The fifty years old woman who picked flowers from the beds in front of Budapest Keleti station, making a bundle with them in a piece of colored paper she had with her; Always at Keleti station, the guy endlessly singing his song with a guitar and a powerful, moving voice, unconcerned of all the drunks fighting and arguing around him, as the swallows flew by over people's heads crying their high calls, above the open grave of the metro station; The old crazy lady dragging two armchairs down the streets in Budapest, stuck against the obstacle of a high curb, whom I helped out, without a word, while she kept thanking me, with the word I couldn't recognize yet; The bookshop in the center of Budapest where a hungarian writer was presenting his latest book, and as I stopped to look at his back on the other side of the shop window, everyone among his group of listeners looked at me until he turned to see who it was; The young B. whom I met on the train from Trieste, and who relieved me out of my dark thoughts like a random, casual angel, and with whom I talked of loves, delusions, dreams and accidents (I lost your email, B.! Write me!).

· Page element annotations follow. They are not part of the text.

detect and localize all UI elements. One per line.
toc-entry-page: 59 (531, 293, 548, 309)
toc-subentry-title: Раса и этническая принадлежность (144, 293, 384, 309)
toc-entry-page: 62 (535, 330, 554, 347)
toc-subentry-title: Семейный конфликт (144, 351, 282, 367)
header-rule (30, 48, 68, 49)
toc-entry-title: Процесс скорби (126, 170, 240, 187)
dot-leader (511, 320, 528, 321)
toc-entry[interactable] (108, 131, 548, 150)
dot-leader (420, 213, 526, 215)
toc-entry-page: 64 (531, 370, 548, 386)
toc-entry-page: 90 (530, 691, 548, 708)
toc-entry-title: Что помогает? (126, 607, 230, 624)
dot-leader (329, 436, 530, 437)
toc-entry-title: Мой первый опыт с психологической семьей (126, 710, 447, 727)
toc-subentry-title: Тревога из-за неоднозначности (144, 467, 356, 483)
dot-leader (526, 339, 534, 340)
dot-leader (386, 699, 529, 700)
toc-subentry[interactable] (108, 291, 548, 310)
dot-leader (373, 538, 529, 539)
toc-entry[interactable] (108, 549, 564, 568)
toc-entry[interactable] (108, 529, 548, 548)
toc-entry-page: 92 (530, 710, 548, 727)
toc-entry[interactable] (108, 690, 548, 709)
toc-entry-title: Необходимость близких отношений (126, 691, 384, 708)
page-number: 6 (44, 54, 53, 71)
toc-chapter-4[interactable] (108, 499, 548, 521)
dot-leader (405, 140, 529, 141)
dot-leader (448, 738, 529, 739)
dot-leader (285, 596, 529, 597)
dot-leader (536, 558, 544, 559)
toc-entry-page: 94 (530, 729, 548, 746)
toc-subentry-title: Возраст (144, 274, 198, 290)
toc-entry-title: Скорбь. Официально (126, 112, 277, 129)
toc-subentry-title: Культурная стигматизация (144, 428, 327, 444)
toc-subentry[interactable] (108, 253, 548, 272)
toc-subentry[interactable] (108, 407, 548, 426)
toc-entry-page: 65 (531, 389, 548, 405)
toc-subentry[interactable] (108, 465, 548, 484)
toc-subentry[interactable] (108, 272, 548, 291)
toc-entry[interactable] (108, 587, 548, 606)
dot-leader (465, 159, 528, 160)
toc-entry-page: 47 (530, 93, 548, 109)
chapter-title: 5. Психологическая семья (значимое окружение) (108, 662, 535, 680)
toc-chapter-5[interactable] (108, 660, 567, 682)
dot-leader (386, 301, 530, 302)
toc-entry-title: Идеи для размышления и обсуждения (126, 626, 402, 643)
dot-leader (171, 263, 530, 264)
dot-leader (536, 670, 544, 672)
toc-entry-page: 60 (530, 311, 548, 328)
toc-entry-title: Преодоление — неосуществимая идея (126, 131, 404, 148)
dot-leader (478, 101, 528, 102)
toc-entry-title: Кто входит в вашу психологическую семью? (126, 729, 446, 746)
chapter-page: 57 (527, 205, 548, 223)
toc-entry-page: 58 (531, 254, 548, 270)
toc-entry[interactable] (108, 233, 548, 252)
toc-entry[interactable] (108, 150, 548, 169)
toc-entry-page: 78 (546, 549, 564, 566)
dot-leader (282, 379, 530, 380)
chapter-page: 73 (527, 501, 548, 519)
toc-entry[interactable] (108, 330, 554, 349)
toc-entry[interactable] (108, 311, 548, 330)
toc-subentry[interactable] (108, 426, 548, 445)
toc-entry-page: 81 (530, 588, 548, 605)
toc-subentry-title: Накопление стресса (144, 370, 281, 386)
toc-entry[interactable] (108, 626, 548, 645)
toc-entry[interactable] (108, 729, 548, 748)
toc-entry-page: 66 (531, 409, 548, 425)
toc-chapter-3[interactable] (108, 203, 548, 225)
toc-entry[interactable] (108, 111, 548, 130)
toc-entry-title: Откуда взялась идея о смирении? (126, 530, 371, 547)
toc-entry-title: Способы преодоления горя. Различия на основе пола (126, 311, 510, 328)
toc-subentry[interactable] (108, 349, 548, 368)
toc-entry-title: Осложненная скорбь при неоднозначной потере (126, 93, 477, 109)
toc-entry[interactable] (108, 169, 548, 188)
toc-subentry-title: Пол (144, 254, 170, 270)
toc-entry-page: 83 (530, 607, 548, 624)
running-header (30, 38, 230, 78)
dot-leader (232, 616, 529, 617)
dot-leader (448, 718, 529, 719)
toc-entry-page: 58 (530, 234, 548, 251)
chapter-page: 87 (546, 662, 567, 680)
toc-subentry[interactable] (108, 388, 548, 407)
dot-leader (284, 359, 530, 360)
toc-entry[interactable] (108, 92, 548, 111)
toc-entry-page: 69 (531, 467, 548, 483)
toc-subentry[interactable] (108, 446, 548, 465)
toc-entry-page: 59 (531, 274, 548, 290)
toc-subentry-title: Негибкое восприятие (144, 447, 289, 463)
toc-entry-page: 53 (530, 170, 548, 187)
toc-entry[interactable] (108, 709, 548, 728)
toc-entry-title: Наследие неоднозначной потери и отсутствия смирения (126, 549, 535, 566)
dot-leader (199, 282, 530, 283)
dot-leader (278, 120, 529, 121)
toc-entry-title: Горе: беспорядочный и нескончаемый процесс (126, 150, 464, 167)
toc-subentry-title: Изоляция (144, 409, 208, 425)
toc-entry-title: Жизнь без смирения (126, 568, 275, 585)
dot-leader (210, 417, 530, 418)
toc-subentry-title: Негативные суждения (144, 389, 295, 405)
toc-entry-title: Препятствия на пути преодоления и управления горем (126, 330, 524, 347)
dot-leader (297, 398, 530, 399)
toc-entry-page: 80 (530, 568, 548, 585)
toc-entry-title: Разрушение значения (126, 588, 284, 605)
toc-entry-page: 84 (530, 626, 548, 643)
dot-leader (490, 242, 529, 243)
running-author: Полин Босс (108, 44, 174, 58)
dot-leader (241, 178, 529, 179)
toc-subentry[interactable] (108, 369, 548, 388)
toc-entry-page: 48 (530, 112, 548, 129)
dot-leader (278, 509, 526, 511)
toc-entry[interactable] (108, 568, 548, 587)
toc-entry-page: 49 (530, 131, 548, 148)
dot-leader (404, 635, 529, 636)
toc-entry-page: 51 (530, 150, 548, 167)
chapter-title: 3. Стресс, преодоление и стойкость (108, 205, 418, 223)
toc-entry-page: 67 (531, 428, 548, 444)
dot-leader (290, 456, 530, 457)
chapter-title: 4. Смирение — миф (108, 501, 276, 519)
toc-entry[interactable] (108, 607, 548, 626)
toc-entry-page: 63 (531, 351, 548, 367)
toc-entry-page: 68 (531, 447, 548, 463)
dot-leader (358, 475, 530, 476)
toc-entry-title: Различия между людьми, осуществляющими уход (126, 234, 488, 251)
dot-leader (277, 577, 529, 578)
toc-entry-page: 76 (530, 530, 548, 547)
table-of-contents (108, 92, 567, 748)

And together with the people, during the trip were the birds, the many trees, and all the memorable smells that won the smell of cars and cement, like heavenly gifts, like the smell of fishes and vegetables at that indoor market in Budapest.
I haven't taken a single picture or a single sample from all of this, and as I lay on the bench in St. Polo square I know that all the souvenirs in my mind will be fading soon as if sunk in a big sea, or in the Venice lagoon, and that I will be able to get hold of just bits of it, as it must be. But that's the way I like it. I think the rambling really ended tonight, after all.